Finite-size effects on the molecular dynamics simulation of fast-ion conductors: A case study of lithium garnet oxide Li7La3Zr2O12

• Phase transition can be captured by the smallest cell size (1 × 1 × 1 or 192 atoms) but study of hysteresis requires larger cells.
• Self-diffusivity, ionic conductivity, and Haven ratio have a weak dependence on the cell size.
• Inverse thermodynamic factor and Fickian diffusivity decreases and increases with the increasing cell sizes respectively.
• A cell size of 3 × 3 × 3 (5184 atoms) is suitable to study Li7La3Zr2O12.
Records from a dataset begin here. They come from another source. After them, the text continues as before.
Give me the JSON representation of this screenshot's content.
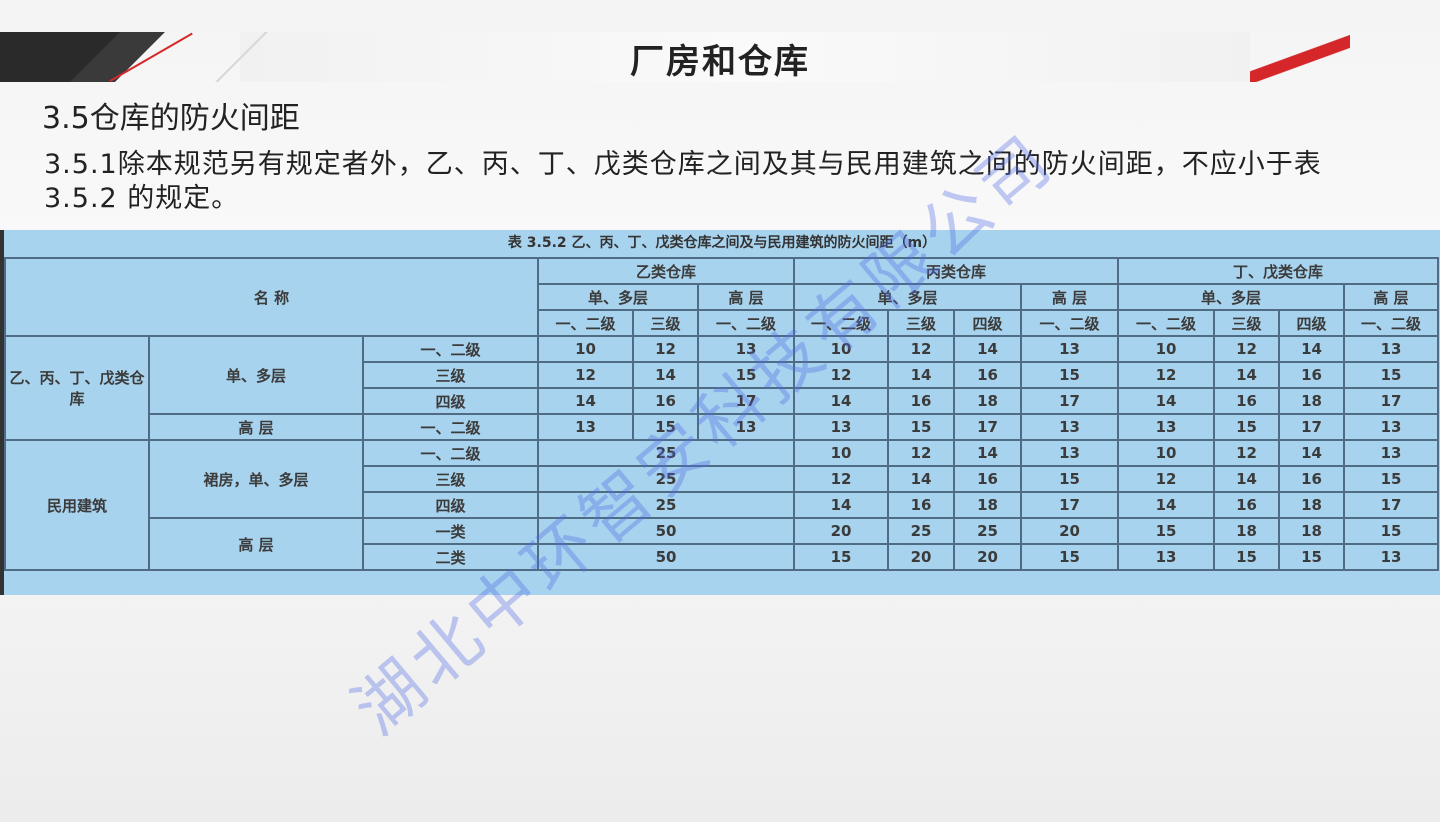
{
  "slide": {
    "title": "厂房和仓库",
    "section": "3.5仓库的防火间距",
    "paragraph": "3.5.1除本规范另有规定者外，乙、丙、丁、戊类仓库之间及其与民用建筑之间的防火间距，不应小于表3.5.2 的规定。"
  },
  "watermark": "湖北中环智安科技有限公司",
  "table": {
    "caption": "表 3.5.2    乙、丙、丁、戊类仓库之间及与民用建筑的防火间距（m）",
    "name_header": "名  称",
    "groups": [
      "乙类仓库",
      "丙类仓库",
      "丁、戊类仓库"
    ],
    "sub": {
      "multi": "单、多层",
      "high": "高 层"
    },
    "grades": [
      "一、二级",
      "三级",
      "一、二级",
      "一、二级",
      "三级",
      "四级",
      "一、二级",
      "一、二级",
      "三级",
      "四级",
      "一、二级"
    ],
    "row_groups": [
      {
        "label": "乙、丙、丁、戊类仓库",
        "subgroups": [
          {
            "label": "单、多层",
            "rows": [
              {
                "grade": "一、二级",
                "values": [
                  "10",
                  "12",
                  "13",
                  "10",
                  "12",
                  "14",
                  "13",
                  "10",
                  "12",
                  "14",
                  "13"
                ]
              },
              {
                "grade": "三级",
                "values": [
                  "12",
                  "14",
                  "15",
                  "12",
                  "14",
                  "16",
                  "15",
                  "12",
                  "14",
                  "16",
                  "15"
                ]
              },
              {
                "grade": "四级",
                "values": [
                  "14",
                  "16",
                  "17",
                  "14",
                  "16",
                  "18",
                  "17",
                  "14",
                  "16",
                  "18",
                  "17"
                ]
              }
            ]
          },
          {
            "label": "高 层",
            "rows": [
              {
                "grade": "一、二级",
                "values": [
                  "13",
                  "15",
                  "13",
                  "13",
                  "15",
                  "17",
                  "13",
                  "13",
                  "15",
                  "17",
                  "13"
                ]
              }
            ]
          }
        ]
      },
      {
        "label": "民用建筑",
        "subgroups": [
          {
            "label": "裙房，单、多层",
            "rows": [
              {
                "grade": "一、二级",
                "merged": "25",
                "values": [
                  "10",
                  "12",
                  "14",
                  "13",
                  "10",
                  "12",
                  "14",
                  "13"
                ]
              },
              {
                "grade": "三级",
                "merged": "25",
                "values": [
                  "12",
                  "14",
                  "16",
                  "15",
                  "12",
                  "14",
                  "16",
                  "15"
                ]
              },
              {
                "grade": "四级",
                "merged": "25",
                "values": [
                  "14",
                  "16",
                  "18",
                  "17",
                  "14",
                  "16",
                  "18",
                  "17"
                ]
              }
            ]
          },
          {
            "label": "高 层",
            "rows": [
              {
                "grade": "一类",
                "merged": "50",
                "values": [
                  "20",
                  "25",
                  "25",
                  "20",
                  "15",
                  "18",
                  "18",
                  "15"
                ]
              },
              {
                "grade": "二类",
                "merged": "50",
                "values": [
                  "15",
                  "20",
                  "20",
                  "15",
                  "13",
                  "15",
                  "15",
                  "13"
                ]
              }
            ]
          }
        ]
      }
    ]
  }
}
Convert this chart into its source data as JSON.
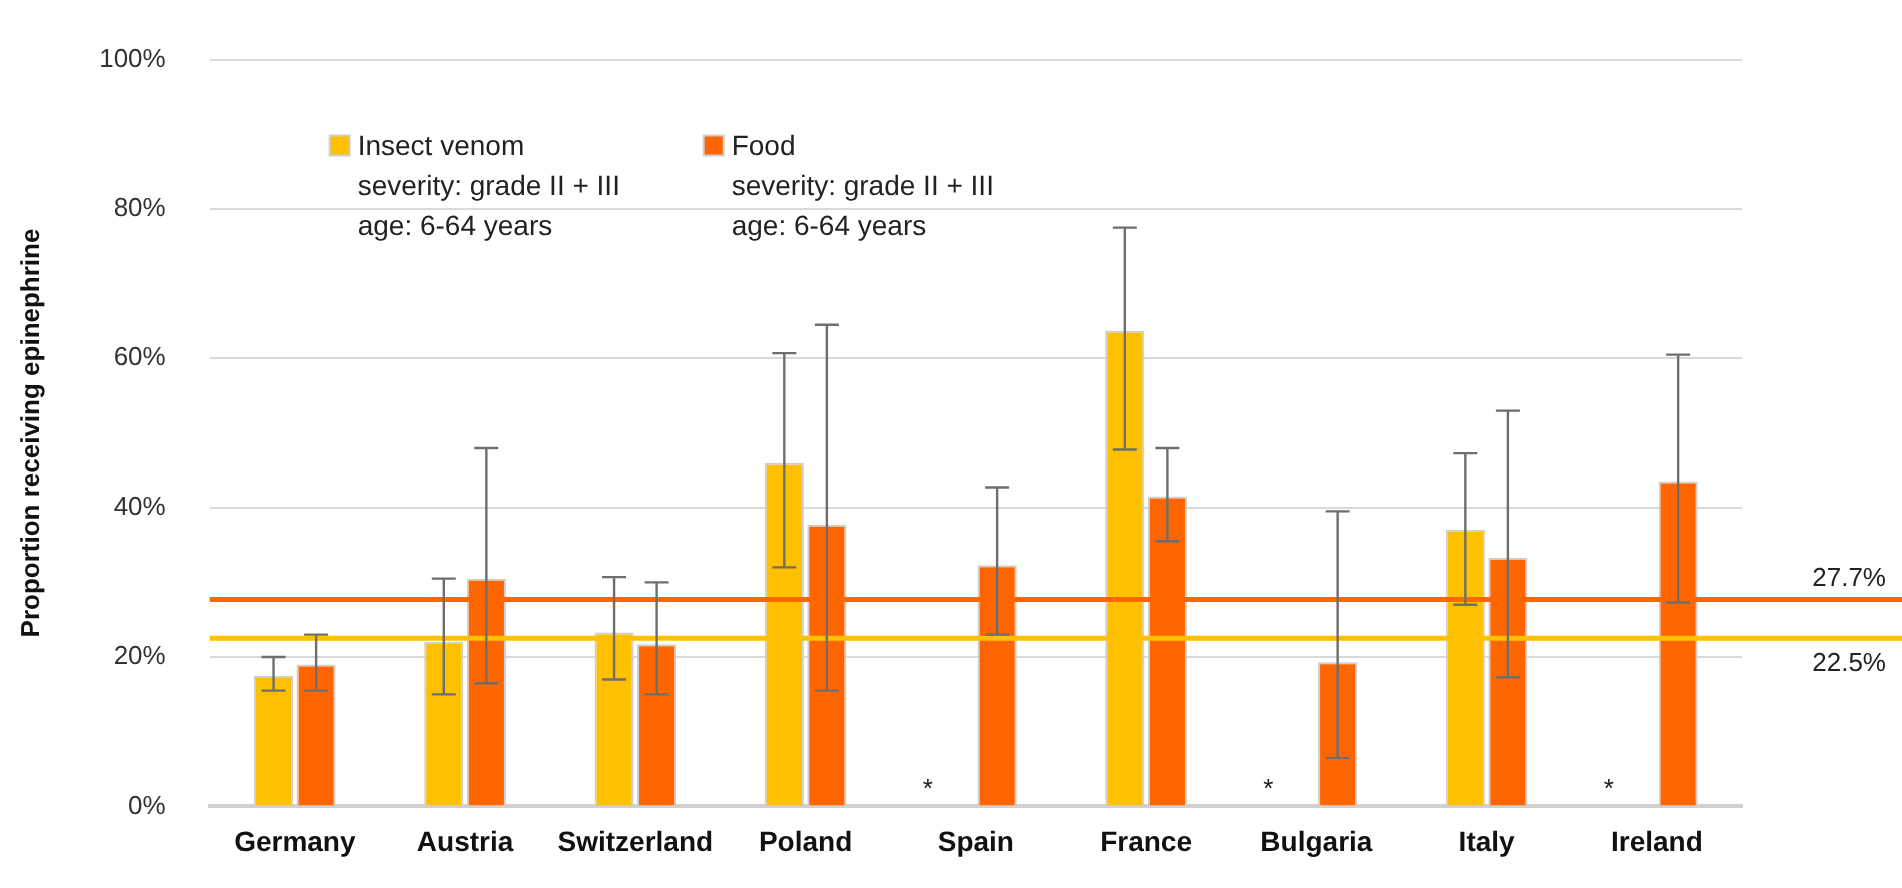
{
  "chart_data": {
    "type": "bar",
    "ylabel": "Proportion receiving epinephrine",
    "categories": [
      "Germany",
      "Austria",
      "Switzerland",
      "Poland",
      "Spain",
      "France",
      "Bulgaria",
      "Italy",
      "Ireland"
    ],
    "series": [
      {
        "name": "Insect venom\nseverity: grade II + III\nage: 6-64 years",
        "color": "#ffc000",
        "values": [
          17.5,
          22,
          23.3,
          46,
          null,
          63.7,
          null,
          37,
          null
        ],
        "errors": [
          [
            15.5,
            20
          ],
          [
            15,
            30.5
          ],
          [
            17,
            30.7
          ],
          [
            32,
            60.7
          ],
          null,
          [
            47.8,
            77.5
          ],
          null,
          [
            27,
            47.3
          ],
          null
        ]
      },
      {
        "name": "Food\nseverity: grade II + III\nage: 6-64 years",
        "color": "#ff6600",
        "values": [
          19,
          30.5,
          21.7,
          37.7,
          32.3,
          41.5,
          19.3,
          33.3,
          43.5
        ],
        "errors": [
          [
            15.5,
            23
          ],
          [
            16.5,
            48
          ],
          [
            15,
            30
          ],
          [
            15.5,
            64.5
          ],
          [
            23,
            42.7
          ],
          [
            35.5,
            48
          ],
          [
            6.5,
            39.5
          ],
          [
            17.3,
            53
          ],
          [
            27.3,
            60.5
          ]
        ]
      }
    ],
    "ylim": [
      0,
      100
    ],
    "yticks": [
      {
        "value": 0,
        "label": "0%"
      },
      {
        "value": 20,
        "label": "20%"
      },
      {
        "value": 40,
        "label": "40%"
      },
      {
        "value": 60,
        "label": "60%"
      },
      {
        "value": 80,
        "label": "80%"
      },
      {
        "value": 100,
        "label": "100%"
      }
    ],
    "grid": "y",
    "legend": "top left",
    "ref_lines": [
      {
        "axis": "y",
        "value": 27.7,
        "label": "27.7%",
        "color": "#ff6600"
      },
      {
        "axis": "y",
        "value": 22.5,
        "label": "22.5%",
        "color": "#ffc000"
      }
    ],
    "annotations": [
      {
        "text": "*",
        "x": "Spain",
        "y": 0
      },
      {
        "text": "*",
        "x": "Bulgaria",
        "y": 0
      },
      {
        "text": "*",
        "x": "Ireland",
        "y": 0
      }
    ]
  }
}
A useful tool to study ionic conduction mechanisms in fast-ion conductors is the molecular dynamics (MD) simulation performed on finite simulation cells with periodic boundary conditions. While there have been many studies of the effect of cell size on the thermodynamics and kinetics of simple liquids, the finite-size effect in fast-ion conductors remains elusive. This work presents a case study to investigate the finite-size effect on the phase transition, self-diffusivity, ionic conductivity, Haven ratio, thermodynamic factor, and Fickian diffusivity using lithium garnet oxide Li7La3Zr2O12 as a model material. It was found that cell sizes influence extracted thermodynamic and kinetic characteristics in different ways with magnitude ranging from weak to strong. For Li7La3Zr2O12, reliable properties can be obtained with a 3 × 3 × 3 (5184 atoms) cell.